Carga el conjunto de datos MNIST y divídelo en un conjunto de entrenamiento, un conjunto de validación y un conjunto de prueba (por ejemplo, utiliza 50,000 instancias para el entrenamiento, 10,000 para la validación y 10,000 para las pruebas). 

In [1]:
import numpy as np
from sklearn.ensemble import RandomForestClassifier, VotingClassifier, BaggingClassifier, AdaBoostClassifier, StackingClassifier
from sklearn.linear_model import LogisticRegression
from sklearn.neural_network import MLPClassifier
from sklearn.svm import SVC

In [2]:
from sklearn.datasets import fetch_openml

X_mnist, y_mnist = fetch_openml('mnist_784', return_X_y=True, as_frame=False, parser='auto')

In [3]:
from sklearn.model_selection import train_test_split

# Supongamos que 'X' es tu conjunto de características y 'y' es tu conjunto de etiquetas
# Aquí debes reemplazar 'X' e 'y' con tus datos reales

# División inicial en conjuntos de entrenamiento (80%) y prueba (20%)
X_train, X_test, y_train, y_test = train_test_split(X_mnist, y_mnist, test_size=0.2, random_state=42)

# Ahora, dividimos el conjunto de entrenamiento nuevamente en conjuntos de entrenamiento (80%) y validación (20%)
X_train, X_val, y_train, y_val = train_test_split(X_train, y_train, test_size=0.2, random_state=42)
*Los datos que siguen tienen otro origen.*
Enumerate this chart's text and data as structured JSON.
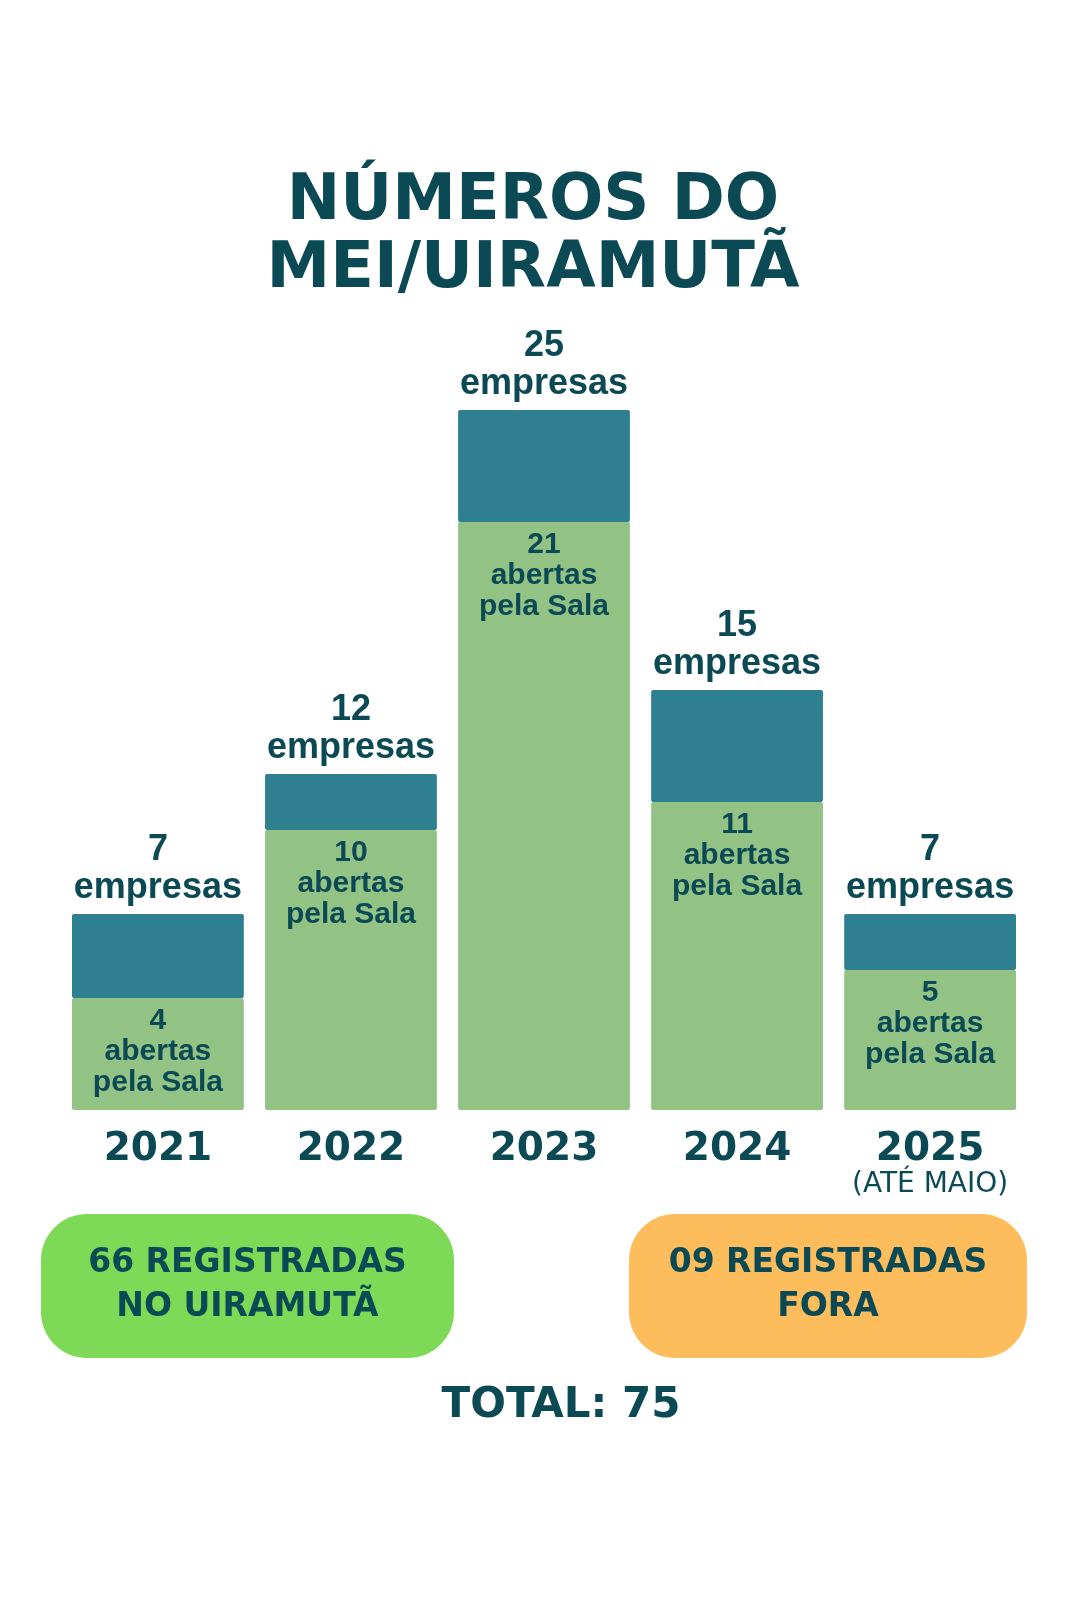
{
  "chart_data": {
    "type": "bar",
    "title": "NÚMEROS DO MEI/UIRAMUTÃ",
    "stacked": true,
    "tick_labels": "x",
    "categories": [
      "2021",
      "2022",
      "2023",
      "2024",
      "2025"
    ],
    "series": [
      {
        "color": "#93c285",
        "values": [
          4,
          10,
          21,
          11,
          5
        ],
        "value_labels": [
          "4 abertas pela Sala",
          "10 abertas pela Sala",
          "21 abertas pela Sala",
          "11 abertas pela Sala",
          "5 abertas pela Sala"
        ]
      },
      {
        "color": "#2e7f8f",
        "values": [
          3,
          2,
          4,
          4,
          2
        ]
      }
    ],
    "totals": [
      "7 empresas",
      "12 empresas",
      "25 empresas",
      "15 empresas",
      "7 empresas"
    ],
    "annotations": [
      "(ATÉ MAIO)",
      "66 REGISTRADAS NO UIRAMUTÃ",
      "09 REGISTRADAS FORA",
      "TOTAL: 75"
    ]
  }
}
Entrena clasificadores individuales, por ejemplo un clasificador RandomForest, un clasificador SVM y un MLP. 

In [4]:
X_train = X_train/255
X_val = X_val/255
X_test = X_test/255

# Decision Tree

In [8]:
from sklearn.tree import DecisionTreeClassifier
tree_clf = DecisionTreeClassifier(max_depth=8, random_state=42)
tree_clf.fit(X_train, y_train)

In [9]:
tree_clf.score(X_val, y_val)

0.7966964285714285

In [10]:
from sklearn.metrics import accuracy_score
y_pred = tree_clf.predict(X_val)
accuracy_score(y_val, y_pred)

0.7966964285714285

# Logistic Regression

In [5]:
from sklearn.linear_model import LogisticRegression
lr_clf = LogisticRegression(random_state=42)
lr_clf.fit(X_train, y_train)

STOP: TOTAL NO. of ITERATIONS REACHED LIMIT.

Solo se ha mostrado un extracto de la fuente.